Software Engineer III, GenAI Data Operations Research, XR

Google's software engineers develop the next-generation technologies that change how billions of users connect, explore, and interact with information and one another. Our products need to handle information at massive scale, and extend well beyond web search. We're looking for engineers who bring fresh ideas from all areas, including information retrieval, distributed computing, large-scale system design, networking and data storage, security, artificial intelligence, natural language processing, UI design and mobile; the list goes on and is growing every day. As a software engineer, you will work on a specific project critical to Google’s needs with opportunities to switch teams and projects as you and our fast-paced business grow and evolve. We need our engineers to be versatile, display leadership qualities and be enthusiastic to take on new problems across the full-stack as we continue to push technology forward. The Platforms and Devices team encompasses Google's various computing software platforms across environments (desktop, mobile, applications), as well as our first-party devices and services that combine the best of Google AI, software, and hardware.
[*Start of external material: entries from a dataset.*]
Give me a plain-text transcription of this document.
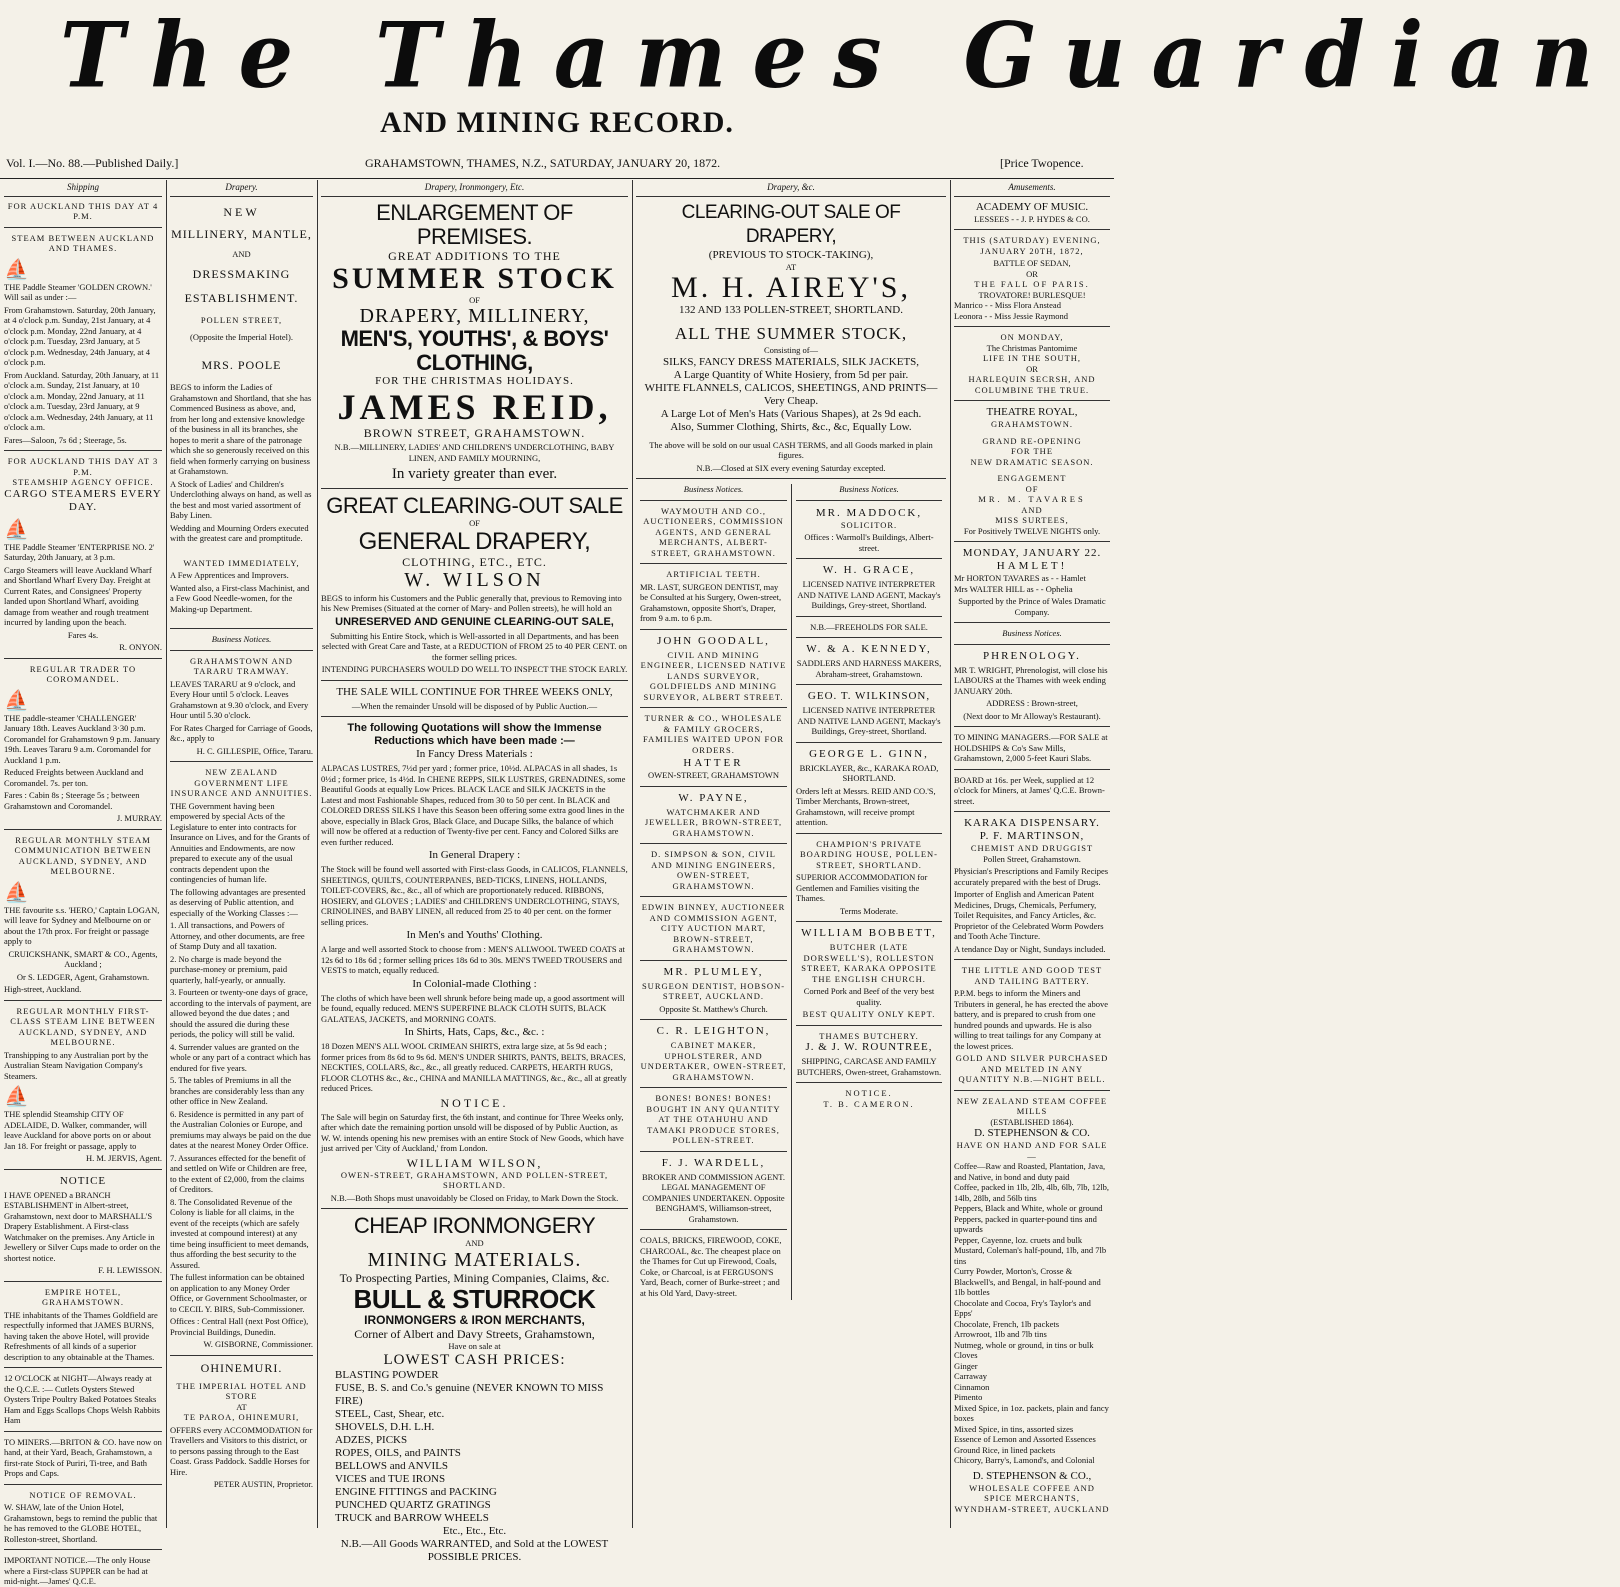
The Thames Guardian
AND MINING RECORD.
Vol. I.—No. 88.—Published Daily.]	GRAHAMSTOWN, THAMES, N.Z., SATURDAY, JANUARY 20, 1872.	[Price Twopence.
Shipping
FOR AUCKLAND THIS DAY AT 4 P.M.
STEAM BETWEEN AUCKLAND AND THAMES.
⛵

THE Paddle Steamer 'GOLDEN CROWN.' Will sail as under :—

From Grahamstown. Saturday, 20th January, at 4 o'clock p.m. Sunday, 21st January, at 4 o'clock p.m. Monday, 22nd January, at 4 o'clock p.m. Tuesday, 23rd January, at 5 o'clock p.m. Wednesday, 24th January, at 4 o'clock p.m.

From Auckland. Saturday, 20th January, at 11 o'clock a.m. Sunday, 21st January, at 10 o'clock a.m. Monday, 22nd January, at 11 o'clock a.m. Tuesday, 23rd January, at 9 o'clock a.m. Wednesday, 24th January, at 11 o'clock a.m.

Fares—Saloon, 7s 6d ; Steerage, 5s.

FOR AUCKLAND THIS DAY AT 3 P.M.
STEAMSHIP AGENCY OFFICE.
CARGO STEAMERS EVERY DAY.
⛵

THE Paddle Steamer 'ENTERPRISE NO. 2' Saturday, 20th January, at 3 p.m.

Cargo Steamers will leave Auckland Wharf and Shortland Wharf Every Day. Freight at Current Rates, and Consignees' Property landed upon Shortland Wharf, avoiding damage from weather and rough treatment incurred by landing upon the beach.

Fares 4s.

R. ONYON.

REGULAR TRADER TO COROMANDEL.
⛵

THE paddle-steamer 'CHALLENGER' January 18th. Leaves Auckland 3·30 p.m. Coromandel for Grahamstown 9 p.m. January 19th. Leaves Tararu 9 a.m. Coromandel for Auckland 1 p.m.

Reduced Freights between Auckland and Coromandel. 7s. per ton.

Fares : Cabin 8s ; Steerage 5s ; between Grahamstown and Coromandel.

J. MURRAY.

REGULAR MONTHLY STEAM COMMUNICATION BETWEEN AUCKLAND, SYDNEY, AND MELBOURNE.
⛵

THE favourite s.s. 'HERO,' Captain LOGAN, will leave for Sydney and Melbourne on or about the 17th prox. For freight or passage apply to

CRUICKSHANK, SMART & CO., Agents, Auckland ;

Or S. LEDGER, Agent, Grahamstown.

High-street, Auckland.

REGULAR MONTHLY FIRST-CLASS STEAM LINE BETWEEN AUCKLAND, SYDNEY, AND MELBOURNE.

Transhipping to any Australian port by the Australian Steam Navigation Company's Steamers.

⛵

THE splendid Steamship CITY OF ADELAIDE, D. Walker, commander, will leave Auckland for above ports on or about Jan 18. For freight or passage, apply to

H. M. JERVIS, Agent.

NOTICE

I HAVE OPENED a BRANCH ESTABLISHMENT in Albert-street, Grahamstown, next door to MARSHALL'S Drapery Establishment. A First-class Watchmaker on the premises. Any Article in Jewellery or Silver Cups made to order on the shortest notice.

F. H. LEWISSON.

EMPIRE HOTEL, GRAHAMSTOWN.

THE inhabitants of the Thames Goldfield are respectfully informed that JAMES BURNS, having taken the above Hotel, will provide Refreshments of all kinds of a superior description to any obtainable at the Thames.

12 O'CLOCK at NIGHT—Always ready at the Q.C.E. :— Cutlets Oysters Stewed Oysters Tripe Poultry Baked Potatoes Steaks Ham and Eggs Scallops Chops Welsh Rabbits Ham

TO MINERS.—BRITON & CO. have now on hand, at their Yard, Beach, Grahamstown, a first-rate Stock of Puriri, Ti-tree, and Bath Props and Caps.

NOTICE OF REMOVAL.

W. SHAW, late of the Union Hotel, Grahamstown, begs to remind the public that he has removed to the GLOBE HOTEL, Rolleston-street, Shortland.

IMPORTANT NOTICE.—The only House where a First-class SUPPER can be had at mid-night.—James' Q.C.E.

Drapery.
NEW
MILLINERY, MANTLE,
AND
DRESSMAKING
ESTABLISHMENT.
POLLEN STREET,
(Opposite the Imperial Hotel).
MRS. POOLE

BEGS to inform the Ladies of Grahamstown and Shortland, that she has Commenced Business as above, and, from her long and extensive knowledge of the business in all its branches, she hopes to merit a share of the patronage which she so generously received on this field when formerly carrying on business at Grahamstown.

A Stock of Ladies' and Children's Underclothing always on hand, as well as the best and most varied assortment of Baby Linen.

Wedding and Mourning Orders executed with the greatest care and promptitude.

WANTED IMMEDIATELY,

A Few Apprentices and Improvers.

Wanted also, a First-class Machinist, and a Few Good Needle-women, for the Making-up Department.

Business Notices.
GRAHAMSTOWN AND TARARU TRAMWAY.

LEAVES TARARU at 9 o'clock, and Every Hour until 5 o'clock. Leaves Grahamstown at 9.30 o'clock, and Every Hour until 5.30 o'clock.

For Rates Charged for Carriage of Goods, &c., apply to

H. C. GILLESPIE, Office, Tararu.

NEW ZEALAND GOVERNMENT LIFE INSURANCE AND ANNUITIES.

THE Government having been empowered by special Acts of the Legislature to enter into contracts for Insurance on Lives, and for the Grants of Annuities and Endowments, are now prepared to execute any of the usual contracts dependent upon the contingencies of human life.

The following advantages are presented as deserving of Public attention, and especially of the Working Classes :—

1. All transactions, and Powers of Attorney, and other documents, are free of Stamp Duty and all taxation.

2. No charge is made beyond the purchase-money or premium, paid quarterly, half-yearly, or annually.

3. Fourteen or twenty-one days of grace, according to the intervals of payment, are allowed beyond the due dates ; and should the assured die during these periods, the policy will still be valid.

4. Surrender values are granted on the whole or any part of a contract which has endured for five years.

5. The tables of Premiums in all the branches are considerably less than any other office in New Zealand.

6. Residence is permitted in any part of the Australian Colonies or Europe, and premiums may always be paid on the due dates at the nearest Money Order Office.

7. Assurances effected for the benefit of and settled on Wife or Children are free, to the extent of £2,000, from the claims of Creditors.

8. The Consolidated Revenue of the Colony is liable for all claims, in the event of the receipts (which are safely invested at compound interest) at any time being insufficient to meet demands, thus affording the best security to the Assured.

The fullest information can be obtained on application to any Money Order Office, or Government Schoolmaster, or to CECIL Y. BIRS, Sub-Commissioner.

Offices : Central Hall (next Post Office), Provincial Buildings, Dunedin.

W. GISBORNE, Commissioner.

OHINEMURI.
THE IMPERIAL HOTEL AND STORE
AT
TE PAROA, OHINEMURI,

OFFERS every ACCOMMODATION for Travellers and Visitors to this district, or to persons passing through to the East Coast. Grass Paddock. Saddle Horses for Hire.

PETER AUSTIN, Proprietor.

Drapery, Ironmongery, Etc.
ENLARGEMENT OF PREMISES.
GREAT ADDITIONS TO THE
SUMMER STOCK
OF
DRAPERY, MILLINERY,
MEN'S, YOUTHS', & BOYS' CLOTHING,
FOR THE CHRISTMAS HOLIDAYS.
JAMES REID,
BROWN STREET, GRAHAMSTOWN.

N.B.—MILLINERY, LADIES' AND CHILDREN'S UNDERCLOTHING, BABY LINEN, AND FAMILY MOURNING,

In variety greater than ever.
GREAT CLEARING-OUT SALE
OF
GENERAL DRAPERY,
CLOTHING, ETC., ETC.
W. WILSON

BEGS to inform his Customers and the Public generally that, previous to Removing into his New Premises (Situated at the corner of Mary- and Pollen streets), he will hold an

UNRESERVED AND GENUINE CLEARING-OUT SALE,

Submitting his Entire Stock, which is Well-assorted in all Departments, and has been selected with Great Care and Taste, at a REDUCTION of FROM 25 to 40 PER CENT. on the former selling prices.

INTENDING PURCHASERS WOULD DO WELL TO INSPECT THE STOCK EARLY.

THE SALE WILL CONTINUE FOR THREE WEEKS ONLY,

—When the remainder Unsold will be disposed of by Public Auction.—

The following Quotations will show the Immense Reductions which have been made :—
In Fancy Dress Materials :

ALPACAS LUSTRES, 7½d per yard ; former price, 10½d. ALPACAS in all shades, 1s 0½d ; former price, 1s 4½d. In CHENE REPPS, SILK LUSTRES, GRENADINES, some Beautiful Goods at equally Low Prices. BLACK LACE and SILK JACKETS in the Latest and most Fashionable Shapes, reduced from 30 to 50 per cent. In BLACK and COLORED DRESS SILKS I have this Season been offering some extra good lines in the above, especially in Black Gros, Black Glace, and Ducape Silks, the balance of which will now be offered at a reduction of Twenty-five per cent. Fancy and Colored Silks are even further reduced.

In General Drapery :

The Stock will be found well assorted with First-class Goods, in CALICOS, FLANNELS, SHEETINGS, QUILTS, COUNTERPANES, BED-TICKS, LINENS, HOLLANDS, TOILET-COVERS, &c., &c., all of which are proportionately reduced. RIBBONS, HOSIERY, and GLOVES ; LADIES' and CHILDREN'S UNDERCLOTHING, STAYS, CRINOLINES, and BABY LINEN, all reduced from 25 to 40 per cent. on the former selling prices.

In Men's and Youths' Clothing.

A large and well assorted Stock to choose from : MEN'S ALLWOOL TWEED COATS at 12s 6d to 18s 6d ; former selling prices 18s 6d to 30s. MEN'S TWEED TROUSERS and VESTS to match, equally reduced.

In Colonial-made Clothing :

The cloths of which have been well shrunk before being made up, a good assortment will be found, equally reduced. MEN'S SUPERFINE BLACK CLOTH SUITS, BLACK GALATEAS, JACKETS, and MORNING COATS.

In Shirts, Hats, Caps, &c., &c. :

18 Dozen MEN'S ALL WOOL CRIMEAN SHIRTS, extra large size, at 5s 9d each ; former prices from 8s 6d to 9s 6d. MEN'S UNDER SHIRTS, PANTS, BELTS, BRACES, NECKTIES, COLLARS, &c., &c., all greatly reduced. CARPETS, HEARTH RUGS, FLOOR CLOTHS &c., &c., CHINA and MANILLA MATTINGS, &c., &c., all at greatly reduced Prices.

NOTICE.

The Sale will begin on Saturday first, the 6th instant, and continue for Three Weeks only, after which date the remaining portion unsold will be disposed of by Public Auction, as W. W. intends opening his new premises with an entire Stock of New Goods, which have just arrived per 'City of Auckland,' from London.

WILLIAM WILSON,
OWEN-STREET, GRAHAMSTOWN, AND POLLEN-STREET, SHORTLAND.

N.B.—Both Shops must unavoidably be Closed on Friday, to Mark Down the Stock.

CHEAP IRONMONGERY
AND
MINING MATERIALS.
To Prospecting Parties, Mining Companies, Claims, &c.
BULL & STURROCK
IRONMONGERS & IRON MERCHANTS,
Corner of Albert and Davy Streets, Grahamstown,
Have on sale at
LOWEST CASH PRICES:
BLASTING POWDER
FUSE, B. S. and Co.'s genuine (NEVER KNOWN TO MISS FIRE)
STEEL, Cast, Shear, etc.
SHOVELS, D.H. L.H.
ADZES, PICKS
ROPES, OILS, and PAINTS
BELLOWS and ANVILS
VICES and TUE IRONS
ENGINE FITTINGS and PACKING
PUNCHED QUARTZ GRATINGS
TRUCK and BARROW WHEELS
Etc., Etc., Etc.
N.B.—All Goods WARRANTED, and Sold at the LOWEST POSSIBLE PRICES.
Drapery, &c.
CLEARING-OUT SALE OF DRAPERY,
(PREVIOUS TO STOCK-TAKING),
AT
M. H. AIREY'S,
132 AND 133 POLLEN-STREET, SHORTLAND.
ALL THE SUMMER STOCK,
Consisting of—
SILKS, FANCY DRESS MATERIALS, SILK JACKETS,
A Large Quantity of White Hosiery, from 5d per pair.
WHITE FLANNELS, CALICOS, SHEETINGS, AND PRINTS—Very Cheap.
A Large Lot of Men's Hats (Various Shapes), at 2s 9d each.
Also, Summer Clothing, Shirts, &c., &c, Equally Low.

The above will be sold on our usual CASH TERMS, and all Goods marked in plain figures.

N.B.—Closed at SIX every evening Saturday excepted.

Business Notices.

WAYMOUTH AND CO., AUCTIONEERS, COMMISSION AGENTS, AND GENERAL MERCHANTS, ALBERT-STREET, GRAHAMSTOWN.

ARTIFICIAL TEETH.

MR. LAST, SURGEON DENTIST, may be Consulted at his Surgery, Owen-street, Grahamstown, opposite Short's, Draper, from 9 a.m. to 6 p.m.

JOHN GOODALL,

CIVIL AND MINING ENGINEER, LICENSED NATIVE LANDS SURVEYOR, GOLDFIELDS AND MINING SURVEYOR, ALBERT STREET.

TURNER & CO., WHOLESALE & FAMILY GROCERS, FAMILIES WAITED UPON FOR ORDERS.

HATTER
OWEN-STREET, GRAHAMSTOWN
W. PAYNE,

WATCHMAKER AND JEWELLER, BROWN-STREET, GRAHAMSTOWN.

D. SIMPSON & SON, CIVIL AND MINING ENGINEERS, OWEN-STREET, GRAHAMSTOWN.

EDWIN BINNEY, AUCTIONEER AND COMMISSION AGENT, CITY AUCTION MART, BROWN-STREET, GRAHAMSTOWN.

MR. PLUMLEY,

SURGEON DENTIST, HOBSON-STREET, AUCKLAND.

Opposite St. Matthew's Church.

C. R. LEIGHTON,

CABINET MAKER, UPHOLSTERER, AND UNDERTAKER, OWEN-STREET, GRAHAMSTOWN.

BONES! BONES! BONES! BOUGHT IN ANY QUANTITY AT THE OTAHUHU AND TAMAKI PRODUCE STORES, POLLEN-STREET.

F. J. WARDELL,

BROKER AND COMMISSION AGENT. LEGAL MANAGEMENT OF COMPANIES UNDERTAKEN. Opposite BENGHAM'S, Williamson-street, Grahamstown.

COALS, BRICKS, FIREWOOD, COKE, CHARCOAL, &c. The cheapest place on the Thames for Cut up Firewood, Coals, Coke, or Charcoal, is at FERGUSON'S Yard, Beach, corner of Burke-street ; and at his Old Yard, Davy-street.

Business Notices.
MR. MADDOCK,
SOLICITOR.

Offices : Warmoll's Buildings, Albert-street.

W. H. GRACE,

LICENSED NATIVE INTERPRETER AND NATIVE LAND AGENT, Mackay's Buildings, Grey-street, Shortland.

N.B.—FREEHOLDS FOR SALE.
W. & A. KENNEDY,

SADDLERS AND HARNESS MAKERS, Abraham-street, Grahamstown.

GEO. T. WILKINSON,

LICENSED NATIVE INTERPRETER AND NATIVE LAND AGENT, Mackay's Buildings, Grey-street, Shortland.

GEORGE L. GINN,

BRICKLAYER, &c., KARAKA ROAD, SHORTLAND.

Orders left at Messrs. REID AND CO.'S, Timber Merchants, Brown-street, Grahamstown, will receive prompt attention.

CHAMPION'S PRIVATE BOARDING HOUSE, POLLEN-STREET, SHORTLAND.

SUPERIOR ACCOMMODATION for Gentlemen and Families visiting the Thames.

Terms Moderate.

WILLIAM BOBBETT,

BUTCHER (LATE DORSWELL'S), ROLLESTON STREET, KARAKA OPPOSITE THE ENGLISH CHURCH.

Corned Pork and Beef of the very best quality.

BEST QUALITY ONLY KEPT.

THAMES BUTCHERY.
J. & J. W. ROUNTREE,

SHIPPING, CARCASE AND FAMILY BUTCHERS, Owen-street, Grahamstown.

NOTICE.
T. B. CAMERON.
Amusements.
ACADEMY OF MUSIC.
LESSEES - - J. P. HYDES & CO.

THIS (SATURDAY) EVENING, JANUARY 20TH, 1872,

BATTLE OF SEDAN,
OR
THE FALL OF PARIS.
TROVATORE! BURLESQUE!
Manrico - - Miss Flora Anstead
Leonora - - Miss Jessie Raymond
ON MONDAY,
The Christmas Pantomime
LIFE IN THE SOUTH,
OR
HARLEQUIN SECRSH, AND COLUMBINE THE TRUE.
THEATRE ROYAL,
GRAHAMSTOWN.
GRAND RE-OPENING
FOR THE
NEW DRAMATIC SEASON.
ENGAGEMENT
OF
MR. M. TAVARES
AND
MISS SURTEES,
For Positively TWELVE NIGHTS only.
MONDAY, JANUARY 22.
HAMLET!
Mr HORTON TAVARES as - - Hamlet
Mrs WALTER HILL as - - Ophelia

Supported by the Prince of Wales Dramatic Company.

Business Notices.
PHRENOLOGY.

MR T. WRIGHT, Phrenologist, will close his LABOURS at the Thames with week ending JANUARY 20th.

ADDRESS : Brown-street,

(Next door to Mr Alloway's Restaurant).

TO MINING MANAGERS.—FOR SALE at HOLDSHIPS & Co's Saw Mills, Grahamstown, 2,000 5-feet Kauri Slabs.

BOARD at 16s. per Week, supplied at 12 o'clock for Miners, at James' Q.C.E. Brown-street.

KARAKA DISPENSARY.
P. F. MARTINSON,
CHEMIST AND DRUGGIST
Pollen Street, Grahamstown.

Physician's Prescriptions and Family Recipes accurately prepared with the best of Drugs.

Importer of English and American Patent Medicines, Drugs, Chemicals, Perfumery, Toilet Requisites, and Fancy Articles, &c. Proprietor of the Celebrated Worm Powders and Tooth Ache Tincture.

A tendance Day or Night, Sundays included.

THE LITTLE AND GOOD TEST AND TAILING BATTERY.

P.P.M. begs to inform the Miners and Tributers in general, he has erected the above battery, and is prepared to crush from one hundred pounds and upwards. He is also willing to treat tailings for any Company at the lowest prices.

GOLD AND SILVER PURCHASED AND MELTED IN ANY QUANTITY N.B.—NIGHT BELL.

NEW ZEALAND STEAM COFFEE MILLS
(ESTABLISHED 1864).
D. STEPHENSON & CO.
HAVE ON HAND AND FOR SALE—
Coffee—Raw and Roasted, Plantation, Java, and Native, in bond and duty paid
Coffee, packed in 1lb, 2lb, 4lb, 6lb, 7lb, 12lb, 14lb, 28lb, and 56lb tins
Peppers, Black and White, whole or ground
Peppers, packed in quarter-pound tins and upwards
Pepper, Cayenne, loz. cruets and bulk
Mustard, Coleman's half-pound, 1lb, and 7lb tins
Curry Powder, Morton's, Crosse & Blackwell's, and Bengal, in half-pound and 1lb bottles
Chocolate and Cocoa, Fry's Taylor's and Epps'
Chocolate, French, 1lb packets
Arrowroot, 1lb and 7lb tins
Nutmeg, whole or ground, in tins or bulk
Cloves
Ginger
Carraway
Cinnamon
Pimento
Mixed Spice, in 1oz. packets, plain and fancy boxes
Mixed Spice, in tins, assorted sizes
Essence of Lemon and Assorted Essences
Ground Rice, in lined packets
Chicory, Barry's, Lamond's, and Colonial
D. STEPHENSON & CO.,
WHOLESALE COFFEE AND SPICE MERCHANTS,
WYNDHAM-STREET, AUCKLAND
Teams across this area research, design, and develop new technologies to make our user's interaction with computing faster and more seamless, building innovative experiences for our users around the world.
  • Collaborate with peers and stakeholders through design and code reviews to ensure best practices amongst available technologies (e.g., style guidelines, checking code in, accuracy, testability, and efficiency,)
  • Implement solutions in one or more specialized ML areas, utilize ML infrastructure, and contribute to model optimization and data processing.
  • Lead high-volume synthetic datasets including metadata deliveries for XR and Platform and Devices (P&D) projects.
  • Build modular toolkits for GenAI bulk inference and metadata extraction.
  • Develop end-to-end pipelines for fine-tuning in-house foundational models.

Minimum qualifications:

  • Bachelor’s degree or equivalent practical experience.
  • 2 years of experience with software development in one or more programming languages, or 1 year of experience with an advanced degree.
  • 1 year of experience with one or more of the following: speech/audio (e.g., technology duplicating and responding to the human voice), reinforcement learning (e.g., sequential decision making), ML infrastructure, or specialization in another ML field.
  • 1 year of experience with ML infrastructure (e.g., model deployment, model evaluation, data processing, debugging).

Preferred qualifications:

  • Master's degree or PhD in Computer Science or related technical fields.
  • 2 years of experience with data structures and algorithms.
  • Experience with C++, Parallel Computing, Blender.
  • Experience developing accessible technologies.
  • Proficiency in Python and experience with frameworks for large-scale data processing.